Notice of Privacy Practices (NPP): A document that is required by law to inform a patient how an organization will use their health care information

physical safeguard: Physical method, policy, or procedure to protect stored data and software from threats, natural and environmental hazards, and unauthorized invasion

physician query: A request that a provider add documentation to the electronic health record to clarify a diagnosis or procedure that has been performed

practice management system (PMS): A system that stores information on revenue cycle processes (appointments, registration, scheduling, health information management, coding, billing)
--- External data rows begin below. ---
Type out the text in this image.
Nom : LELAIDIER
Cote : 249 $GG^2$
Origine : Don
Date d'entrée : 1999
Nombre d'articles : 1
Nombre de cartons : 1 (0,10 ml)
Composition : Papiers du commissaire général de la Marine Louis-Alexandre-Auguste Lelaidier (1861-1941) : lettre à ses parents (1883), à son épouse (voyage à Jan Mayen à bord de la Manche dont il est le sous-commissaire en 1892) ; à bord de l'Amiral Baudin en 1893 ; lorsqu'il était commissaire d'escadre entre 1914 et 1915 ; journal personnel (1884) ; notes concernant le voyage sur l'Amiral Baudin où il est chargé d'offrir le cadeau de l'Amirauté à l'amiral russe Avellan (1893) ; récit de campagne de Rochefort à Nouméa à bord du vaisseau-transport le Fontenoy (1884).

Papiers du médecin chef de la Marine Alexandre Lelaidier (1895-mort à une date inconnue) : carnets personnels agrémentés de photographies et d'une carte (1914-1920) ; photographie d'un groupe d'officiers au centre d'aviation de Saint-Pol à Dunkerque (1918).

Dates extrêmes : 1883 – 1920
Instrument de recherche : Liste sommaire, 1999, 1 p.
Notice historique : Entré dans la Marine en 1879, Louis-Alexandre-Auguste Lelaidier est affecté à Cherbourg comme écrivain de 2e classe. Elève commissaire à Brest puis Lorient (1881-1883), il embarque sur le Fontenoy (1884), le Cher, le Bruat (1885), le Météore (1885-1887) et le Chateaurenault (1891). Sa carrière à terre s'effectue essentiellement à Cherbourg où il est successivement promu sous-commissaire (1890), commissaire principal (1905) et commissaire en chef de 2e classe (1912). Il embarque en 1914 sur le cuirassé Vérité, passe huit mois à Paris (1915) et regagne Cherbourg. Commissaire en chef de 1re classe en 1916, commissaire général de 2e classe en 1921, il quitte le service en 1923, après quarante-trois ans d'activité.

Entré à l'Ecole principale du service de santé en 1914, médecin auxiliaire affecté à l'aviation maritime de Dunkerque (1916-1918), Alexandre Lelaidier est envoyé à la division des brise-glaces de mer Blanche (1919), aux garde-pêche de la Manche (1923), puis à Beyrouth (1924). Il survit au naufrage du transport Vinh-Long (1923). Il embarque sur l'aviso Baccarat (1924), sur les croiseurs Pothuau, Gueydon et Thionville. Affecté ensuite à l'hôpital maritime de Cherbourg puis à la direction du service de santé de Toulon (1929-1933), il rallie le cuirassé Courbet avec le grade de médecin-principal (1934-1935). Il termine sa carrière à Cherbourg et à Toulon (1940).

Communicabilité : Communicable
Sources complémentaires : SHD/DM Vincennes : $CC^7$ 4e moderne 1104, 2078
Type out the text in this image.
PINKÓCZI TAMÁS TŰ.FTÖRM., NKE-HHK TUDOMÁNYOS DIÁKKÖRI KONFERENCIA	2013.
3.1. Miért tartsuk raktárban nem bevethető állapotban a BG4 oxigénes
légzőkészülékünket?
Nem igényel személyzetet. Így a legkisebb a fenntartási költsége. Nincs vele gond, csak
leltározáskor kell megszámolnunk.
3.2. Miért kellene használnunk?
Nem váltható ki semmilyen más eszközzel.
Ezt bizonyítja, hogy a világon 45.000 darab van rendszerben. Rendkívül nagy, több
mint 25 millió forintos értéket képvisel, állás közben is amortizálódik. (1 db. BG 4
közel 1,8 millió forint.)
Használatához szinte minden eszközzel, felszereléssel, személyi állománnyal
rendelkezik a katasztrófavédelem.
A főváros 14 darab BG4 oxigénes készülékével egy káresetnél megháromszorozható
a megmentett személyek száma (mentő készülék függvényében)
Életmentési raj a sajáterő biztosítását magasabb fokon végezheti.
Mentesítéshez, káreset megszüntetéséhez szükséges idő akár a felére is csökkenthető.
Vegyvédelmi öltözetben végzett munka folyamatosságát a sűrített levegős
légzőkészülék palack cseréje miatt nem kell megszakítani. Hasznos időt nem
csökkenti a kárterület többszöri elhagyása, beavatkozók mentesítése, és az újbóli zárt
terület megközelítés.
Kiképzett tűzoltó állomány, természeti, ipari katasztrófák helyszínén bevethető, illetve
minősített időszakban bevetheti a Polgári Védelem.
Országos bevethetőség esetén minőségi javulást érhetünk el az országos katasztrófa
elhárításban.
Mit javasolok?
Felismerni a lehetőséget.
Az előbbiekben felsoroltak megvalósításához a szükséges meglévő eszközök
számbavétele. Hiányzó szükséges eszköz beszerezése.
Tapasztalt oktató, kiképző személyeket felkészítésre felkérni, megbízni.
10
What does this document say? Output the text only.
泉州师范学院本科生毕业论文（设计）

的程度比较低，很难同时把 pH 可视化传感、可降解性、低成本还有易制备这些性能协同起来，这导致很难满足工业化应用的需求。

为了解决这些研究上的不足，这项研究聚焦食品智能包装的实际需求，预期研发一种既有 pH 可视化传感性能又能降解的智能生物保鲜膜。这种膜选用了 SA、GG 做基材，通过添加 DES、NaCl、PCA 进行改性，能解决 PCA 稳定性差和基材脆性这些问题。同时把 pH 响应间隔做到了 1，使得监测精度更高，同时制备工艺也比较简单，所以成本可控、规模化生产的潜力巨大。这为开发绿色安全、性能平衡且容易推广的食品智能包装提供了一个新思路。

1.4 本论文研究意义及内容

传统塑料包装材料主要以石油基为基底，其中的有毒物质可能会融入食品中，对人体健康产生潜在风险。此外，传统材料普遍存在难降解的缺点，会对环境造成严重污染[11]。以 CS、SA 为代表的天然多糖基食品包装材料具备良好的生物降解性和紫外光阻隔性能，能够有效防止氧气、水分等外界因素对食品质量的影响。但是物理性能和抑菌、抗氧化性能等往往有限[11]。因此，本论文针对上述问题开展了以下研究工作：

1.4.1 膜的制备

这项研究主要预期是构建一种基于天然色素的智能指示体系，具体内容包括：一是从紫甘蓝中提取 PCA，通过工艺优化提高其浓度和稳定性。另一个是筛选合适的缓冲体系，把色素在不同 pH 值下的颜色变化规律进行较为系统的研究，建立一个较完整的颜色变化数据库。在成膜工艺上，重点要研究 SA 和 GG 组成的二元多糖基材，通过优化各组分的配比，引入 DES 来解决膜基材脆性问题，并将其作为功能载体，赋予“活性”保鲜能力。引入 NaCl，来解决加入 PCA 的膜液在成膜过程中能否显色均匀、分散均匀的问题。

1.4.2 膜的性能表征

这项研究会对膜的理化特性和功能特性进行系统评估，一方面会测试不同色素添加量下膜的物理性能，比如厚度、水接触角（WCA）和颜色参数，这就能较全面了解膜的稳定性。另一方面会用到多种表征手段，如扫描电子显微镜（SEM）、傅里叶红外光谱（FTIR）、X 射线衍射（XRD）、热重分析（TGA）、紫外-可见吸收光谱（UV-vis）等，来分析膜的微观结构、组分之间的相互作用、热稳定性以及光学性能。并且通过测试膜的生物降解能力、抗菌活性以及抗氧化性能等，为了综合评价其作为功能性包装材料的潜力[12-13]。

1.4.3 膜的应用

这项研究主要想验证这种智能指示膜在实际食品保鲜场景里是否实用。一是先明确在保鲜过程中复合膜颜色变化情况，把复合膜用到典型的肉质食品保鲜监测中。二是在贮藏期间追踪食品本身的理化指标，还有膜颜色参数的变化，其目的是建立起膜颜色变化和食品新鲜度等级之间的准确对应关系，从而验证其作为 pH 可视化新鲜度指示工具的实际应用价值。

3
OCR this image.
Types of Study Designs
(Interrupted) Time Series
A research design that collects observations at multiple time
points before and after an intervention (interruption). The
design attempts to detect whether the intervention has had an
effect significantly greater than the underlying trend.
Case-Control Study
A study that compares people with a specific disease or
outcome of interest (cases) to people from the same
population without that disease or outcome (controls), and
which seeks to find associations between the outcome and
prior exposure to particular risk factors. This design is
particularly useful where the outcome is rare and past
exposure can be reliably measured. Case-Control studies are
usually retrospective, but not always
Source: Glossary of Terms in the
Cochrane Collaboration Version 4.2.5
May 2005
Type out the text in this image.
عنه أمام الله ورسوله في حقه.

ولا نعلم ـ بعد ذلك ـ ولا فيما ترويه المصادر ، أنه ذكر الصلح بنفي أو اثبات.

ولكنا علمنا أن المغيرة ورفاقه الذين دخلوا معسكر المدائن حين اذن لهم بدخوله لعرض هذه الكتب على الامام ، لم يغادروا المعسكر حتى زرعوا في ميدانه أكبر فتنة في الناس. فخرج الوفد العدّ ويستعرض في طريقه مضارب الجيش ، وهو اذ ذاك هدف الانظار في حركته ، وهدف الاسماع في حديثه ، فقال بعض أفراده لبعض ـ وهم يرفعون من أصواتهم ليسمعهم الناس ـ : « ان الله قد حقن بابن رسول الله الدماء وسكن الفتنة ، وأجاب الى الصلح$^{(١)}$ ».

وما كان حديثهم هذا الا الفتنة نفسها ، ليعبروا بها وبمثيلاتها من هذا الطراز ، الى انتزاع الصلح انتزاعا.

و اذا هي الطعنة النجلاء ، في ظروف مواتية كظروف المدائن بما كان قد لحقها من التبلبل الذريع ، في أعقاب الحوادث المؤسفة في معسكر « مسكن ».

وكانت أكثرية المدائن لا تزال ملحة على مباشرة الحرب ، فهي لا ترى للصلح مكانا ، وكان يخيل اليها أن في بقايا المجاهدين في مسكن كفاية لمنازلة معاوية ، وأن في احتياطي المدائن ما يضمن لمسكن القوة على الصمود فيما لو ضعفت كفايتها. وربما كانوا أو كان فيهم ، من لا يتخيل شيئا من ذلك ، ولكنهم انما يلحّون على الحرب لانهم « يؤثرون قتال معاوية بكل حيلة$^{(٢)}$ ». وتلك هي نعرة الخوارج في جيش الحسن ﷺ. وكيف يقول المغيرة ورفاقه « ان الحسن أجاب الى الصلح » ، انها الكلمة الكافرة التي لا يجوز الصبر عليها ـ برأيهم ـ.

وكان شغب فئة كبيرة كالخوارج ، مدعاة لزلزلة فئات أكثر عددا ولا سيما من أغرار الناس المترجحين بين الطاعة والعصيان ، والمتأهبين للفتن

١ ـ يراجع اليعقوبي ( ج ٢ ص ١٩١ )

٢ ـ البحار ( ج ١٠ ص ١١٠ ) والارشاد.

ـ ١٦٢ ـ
protected health information (PHI): Health information that is specific to a patient

quality measures: Standards and processes implemented to improve clinical quality as defined by clinical professionals and public health organizations

redundancy: Duplicate copies of data. registration form. A form that consists of administrative information about a patient, including personal, financial, legal, and some clinical data

remittance advice: A report from insurance carriers to a service provider describes payments and how the amount was determined

revenue cycle: All processes that relate to claims and payment or other ways of generating revenue

rollout: Start of process.

upcoding: Assigning a higher-level service or procedure to increase reimbursement

usability: The ease with which a person can interact with hardware and software to provide safe, efficient, quality patient care.